I thought of my grandmother as I was reading a story printed in “Florida Health Care News” that detailed the correlation between type 2 diabetes and vision loss. My grandmother’s vision became significantly impaired several years prior to her death in September 2001.

Learning about diabetic retinopathy, made me wonder if her case could have turned out differently, had she been properly diagnosed. It also reaffirmed the milestones made in patient care since her death, in terms of scientific and technological advances in medicine.

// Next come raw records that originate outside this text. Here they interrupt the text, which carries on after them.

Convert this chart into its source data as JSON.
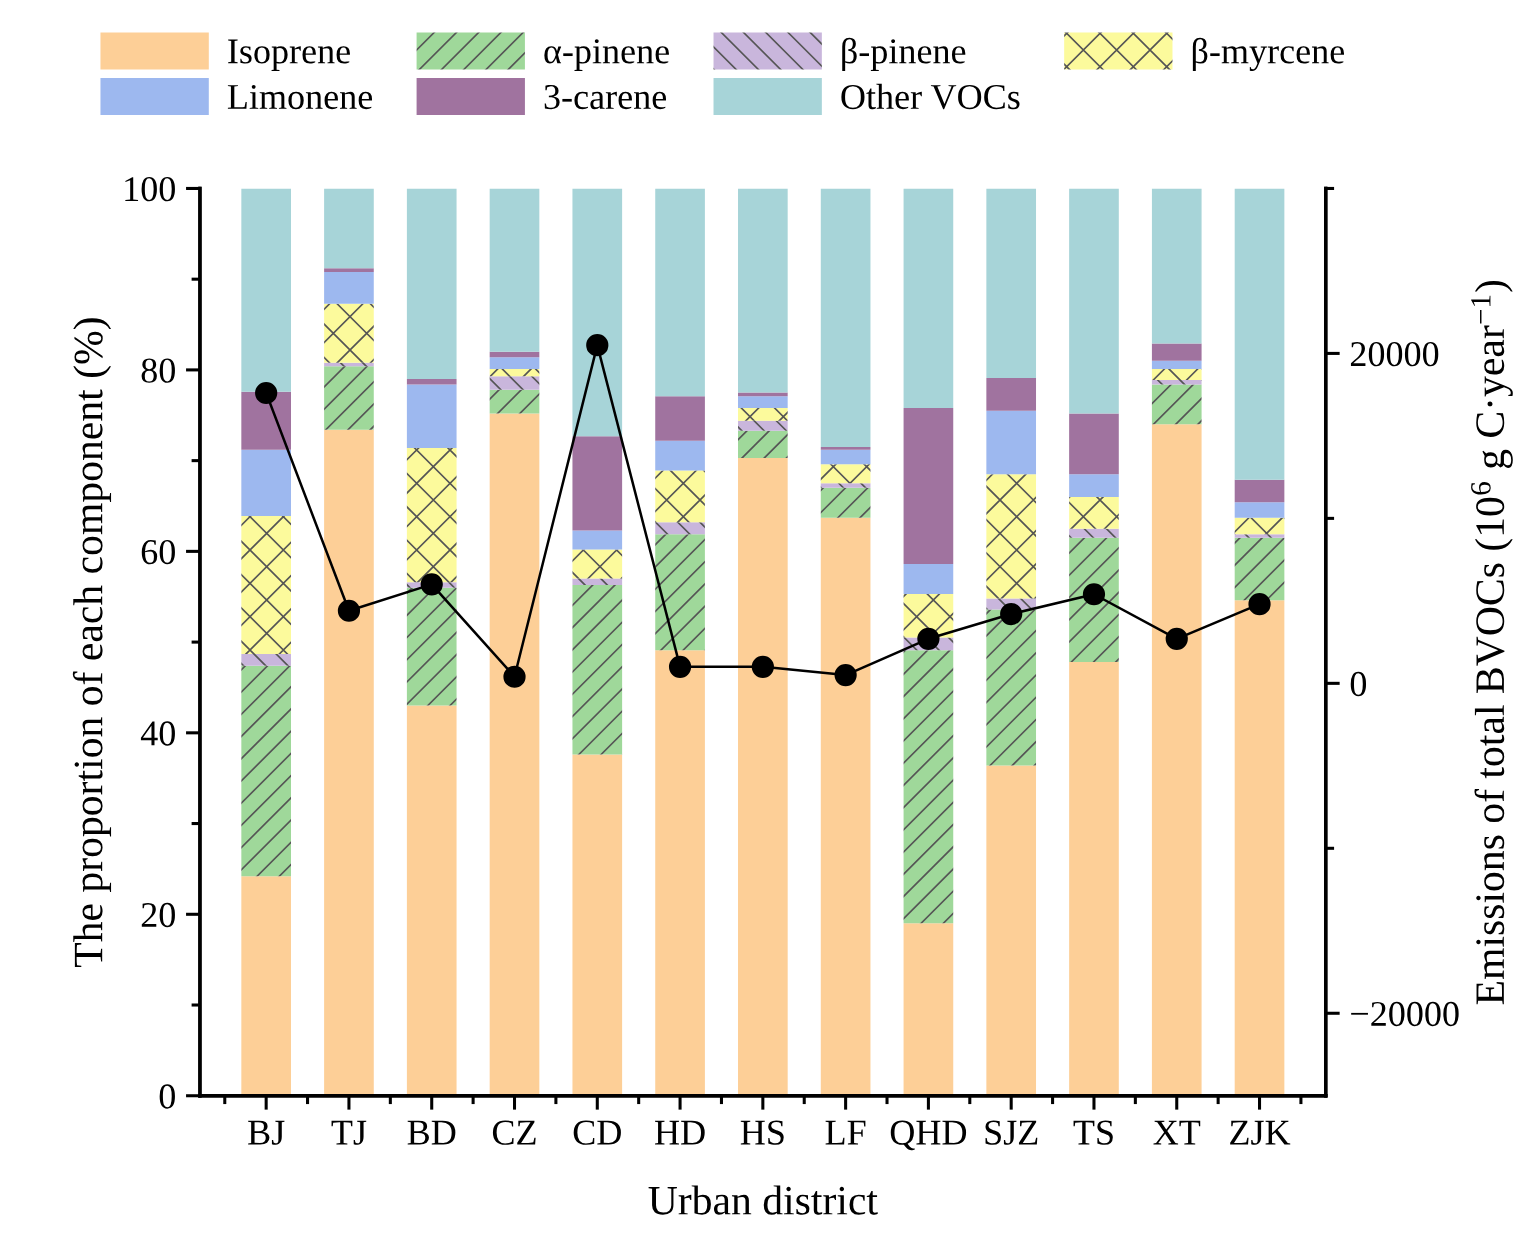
{
  "chart_data": {
    "type": "bar",
    "stacked": true,
    "xlabel": "Urban district",
    "ylabel": "The proportion of each component (%)",
    "y2label": "Emissions of total BVOCs (10$^{6}$ g C·year$^{−1}$)",
    "categories": [
      "BJ",
      "TJ",
      "BD",
      "CZ",
      "CD",
      "HD",
      "HS",
      "LF",
      "QHD",
      "SJZ",
      "TS",
      "XT",
      "ZJK"
    ],
    "ylim": [
      0,
      100
    ],
    "yticks": [
      0,
      20,
      40,
      60,
      80,
      100
    ],
    "y2lim": [
      -25000,
      30000
    ],
    "y2ticks": [
      -20000,
      0,
      20000
    ],
    "legend": "top",
    "grid": false,
    "series": [
      {
        "name": "Isoprene",
        "color": "#fdcf97",
        "values": [
          24.2,
          73.4,
          43.0,
          75.2,
          37.6,
          49.1,
          70.3,
          63.7,
          19.0,
          36.4,
          47.8,
          74.0,
          54.6
        ]
      },
      {
        "name": "α-pinene",
        "color": "#9fd89a",
        "values": [
          23.2,
          7.0,
          13.0,
          2.6,
          18.7,
          12.8,
          3.0,
          3.3,
          30.1,
          17.2,
          13.7,
          4.4,
          6.9
        ]
      },
      {
        "name": "β-pinene",
        "color": "#c9b6dc",
        "values": [
          1.3,
          0.4,
          0.6,
          1.5,
          0.7,
          1.3,
          1.1,
          0.5,
          1.4,
          1.2,
          1.0,
          0.5,
          0.4
        ]
      },
      {
        "name": "β-myrcene",
        "color": "#fcfa9c",
        "values": [
          15.2,
          6.5,
          14.8,
          0.8,
          3.2,
          5.7,
          1.4,
          2.1,
          4.8,
          13.7,
          3.5,
          1.2,
          1.8
        ]
      },
      {
        "name": "Limonene",
        "color": "#9db8ef",
        "values": [
          7.3,
          3.5,
          7.0,
          1.3,
          2.1,
          3.3,
          1.3,
          1.6,
          3.3,
          7.0,
          2.5,
          0.9,
          1.7
        ]
      },
      {
        "name": "3-carene",
        "color": "#a0739f",
        "values": [
          6.4,
          0.4,
          0.6,
          0.6,
          10.4,
          4.9,
          0.4,
          0.3,
          17.2,
          3.6,
          6.7,
          1.9,
          2.5
        ]
      },
      {
        "name": "Other VOCs",
        "color": "#a7d4d8",
        "values": [
          22.4,
          8.8,
          21.0,
          18.0,
          27.3,
          22.9,
          22.5,
          28.5,
          24.2,
          20.9,
          24.8,
          17.1,
          32.1
        ]
      },
      {
        "type": "line",
        "axis": "y2",
        "color": "#000000",
        "marker": "circle",
        "line_style": "solid",
        "values": [
          17600,
          4400,
          6000,
          400,
          20500,
          1000,
          1000,
          500,
          2700,
          4200,
          5400,
          2700,
          4800
        ]
      }
    ]
  }
}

“There is a common misconception that equates a legally blind diagnosis with total blindness, but this is not the case,” said Dr. Soloman Melgen. “When a patient is diagnosed as legally blind, it means they have a ‘blind spot’ that is blocking their central vision in both eyes. Unfortunately, there is no objective method of measuring the various degrees of legal blindness, and oftentimes these patients are left helpless.”

According to the American Diabetes Association, “the number of Americans with diabetes is about 25 million; of that 25 million, 18 million have been diagnosed, while seven million remain undiagnosed. With all diabetes cases, about 90 percent of patients, between the ages of 20-74, develop diabetic retinopathy, which leads to new cases of blindness.”

With more medical information becoming available to emergency physicians, hospital physicians, and outsourced physicians, diabetes patients suffering from diabetic retinopathy will have better chances of seeing things more clearly.

“Fortunately there are things that can be done,” said Dr. Melgen. “We can make a patient’s blind spot smaller and lighter, thereby improving their peripheral vision.”